The U.S. Treasury Department last week announced sanctionsagainst eight magistrates of Venezuela’s supreme court because of its decision to strip power from the opposition-controlled congress.

5. Opposition parties are unified, and the coalition is evolving.

Unlike in past protest movements, the opposition coalition (MUD) has a clear and unified message and agenda, said Daniel Fermín, a sociologist who specializes in nonviolent conflicts.

Leaders of different parties have joined the marches. Young leaders are emerging and taking a central role, giving fresh energy to an opposition whose main figures have been in politics since the early years of the Chávez presidency.

Some opposition leaders have hinted that mid- and low-ranking members of the military are becoming more sympathetic to anti-government protesters. Freddy Guevara, vice president of the National Assembly, tweeted recently that lawmakers were starting to work on amnesty measures that would apply to some government officials and members of the military in the event of a transition, with the goal of making it easier for them to change sides now.
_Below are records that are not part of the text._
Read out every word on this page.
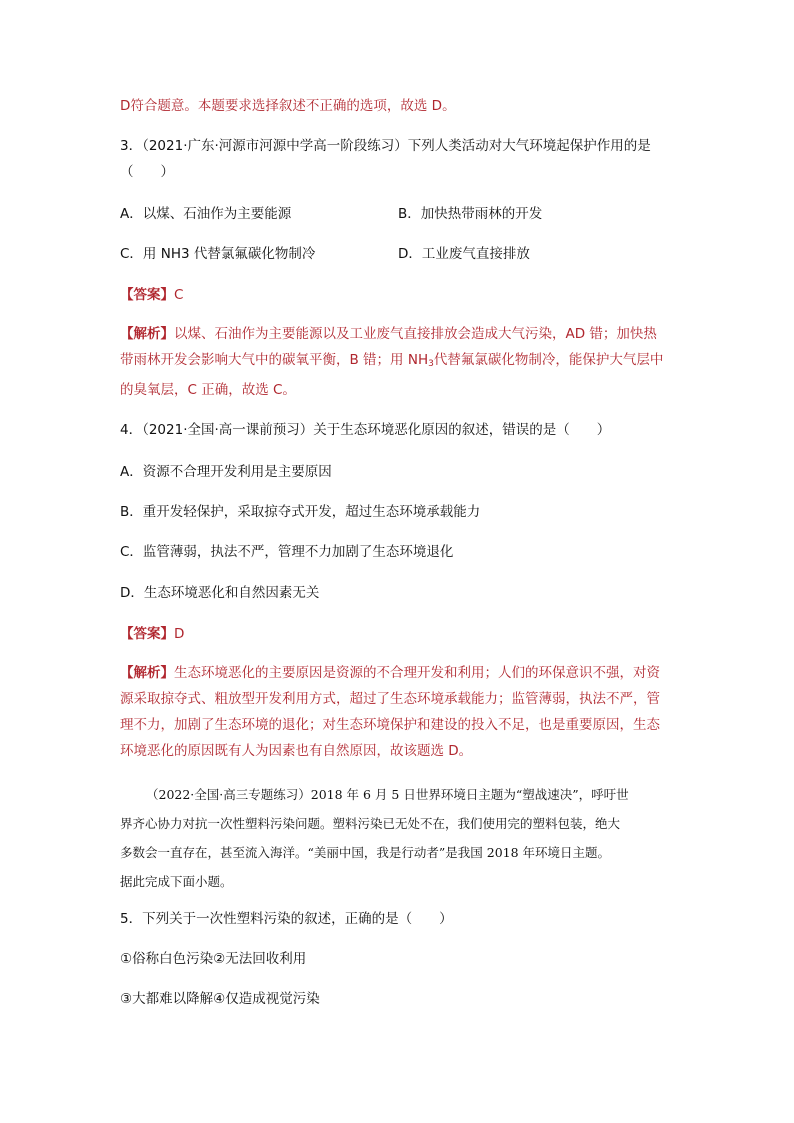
D符合题意。本题要求选择叙述不正确的选项，故选 D。
3．（2021·广东·河源市河源中学高一阶段练习）下列人类活动对大气环境起保护作用的是
（　　）
A．以煤、石油作为主要能源	B．加快热带雨林的开发
C．用 NH3 代替氯氟碳化物制冷	D．工业废气直接排放
【答案】C
【解析】以煤、石油作为主要能源以及工业废气直接排放会造成大气污染，AD 错；加快热
带雨林开发会影响大气中的碳氧平衡，B 错；用 $NH_3$代替氟氯碳化物制冷，能保护大气层中
的臭氧层，C 正确，故选 C。
4．（2021·全国·高一课前预习）关于生态环境恶化原因的叙述，错误的是（　　）
A．资源不合理开发利用是主要原因
B．重开发轻保护，采取掠夺式开发，超过生态环境承载能力
C．监管薄弱，执法不严，管理不力加剧了生态环境退化
D．生态环境恶化和自然因素无关
【答案】D
【解析】生态环境恶化的主要原因是资源的不合理开发和利用；人们的环保意识不强，对资
源采取掠夺式、粗放型开发利用方式，超过了生态环境承载能力；监管薄弱，执法不严，管
理不力，加剧了生态环境的退化；对生态环境保护和建设的投入不足，也是重要原因，生态
环境恶化的原因既有人为因素也有自然原因，故该题选 D。
（2022·全国·高三专题练习）2018 年 6 月 5 日世界环境日主题为“塑战速决”，呼吁世
界齐心协力对抗一次性塑料污染问题。塑料污染已无处不在，我们使用完的塑料包装，绝大
多数会一直存在，甚至流入海洋。“美丽中国，我是行动者”是我国 2018 年环境日主题。
据此完成下面小题。
5．下列关于一次性塑料污染的叙述，正确的是（　　）
①俗称白色污染②无法回收利用
③大都难以降解④仅造成视觉污染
Despite these differences with past protest movements, there is no guarantee that the demonstrators will achieve their aims. The government has cracked down fiercely on the protests, using force and making over 2,600 arrests. And the opposition could lose its ability to mobilize people if it can’t prevent more radical demonstrators from resorting to violence, Fermin said.

Still, there are signs that Venezuela is living a new chapter of its history.


Published in The Washington Post May 25, 2017.